Giulio Erasmus was a member of D.U.D.S, Handle, and released his first solo outing, Re-Adjustment, in 2021. His second album, called Second Attempt, was released to acclaim in 2024 and hailed as an extremely modern take on the possibilities of underground pop through the extended ripples of soundsystem culture. Being the son of musical royalty, his father is legendary Factory Records co-founder Alan Erasmus, is almost too easy a reference.
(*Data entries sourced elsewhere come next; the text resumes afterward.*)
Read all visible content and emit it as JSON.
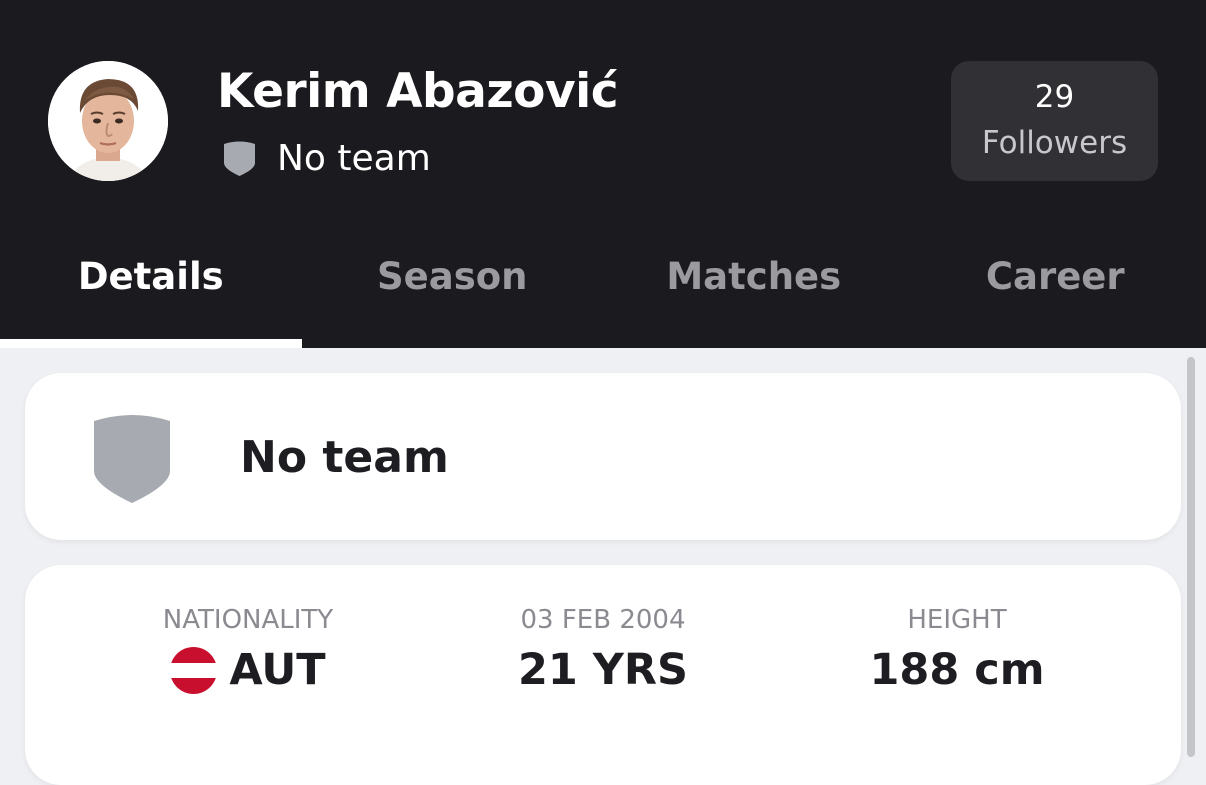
{
  "player": {
    "name": "Kerim Abazović",
    "team": "No team"
  },
  "followers": {
    "count": "29",
    "label": "Followers"
  },
  "tabs": [
    {
      "label": "Details",
      "active": true
    },
    {
      "label": "Season",
      "active": false
    },
    {
      "label": "Matches",
      "active": false
    },
    {
      "label": "Career",
      "active": false
    }
  ],
  "team_card": {
    "name": "No team",
    "icon": "shield-icon"
  },
  "info": {
    "nationality_caption": "NATIONALITY",
    "nationality_value": "AUT",
    "nationality_flag": "austria-flag-icon",
    "birthdate_caption": "03 FEB 2004",
    "age_value": "21 YRS",
    "height_caption": "HEIGHT",
    "height_value": "188 cm"
  },
  "colors": {
    "header_bg": "#1b1a1f",
    "page_bg": "#eff0f3",
    "shield_gray": "#a7aab1",
    "flag_red": "#c8102e"
  }
}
Giulio taps into 80s counterculture sonic experiment as a universal musical language that allows for futurism and fragmentation, reversing narrative logic and the transmission of musical ideas.
This recording of the amazing live performance by Giulio Erasmus & The End Of The Worm beautifully captures the investigative and unforgiving nature of all the instrumentalists that were on stage on that warm night last August in Eupen, Belgium. Through spirals of ideas, fragments, and experiment, they built a vapourous yet focused suggestion of openness and endless possibilities.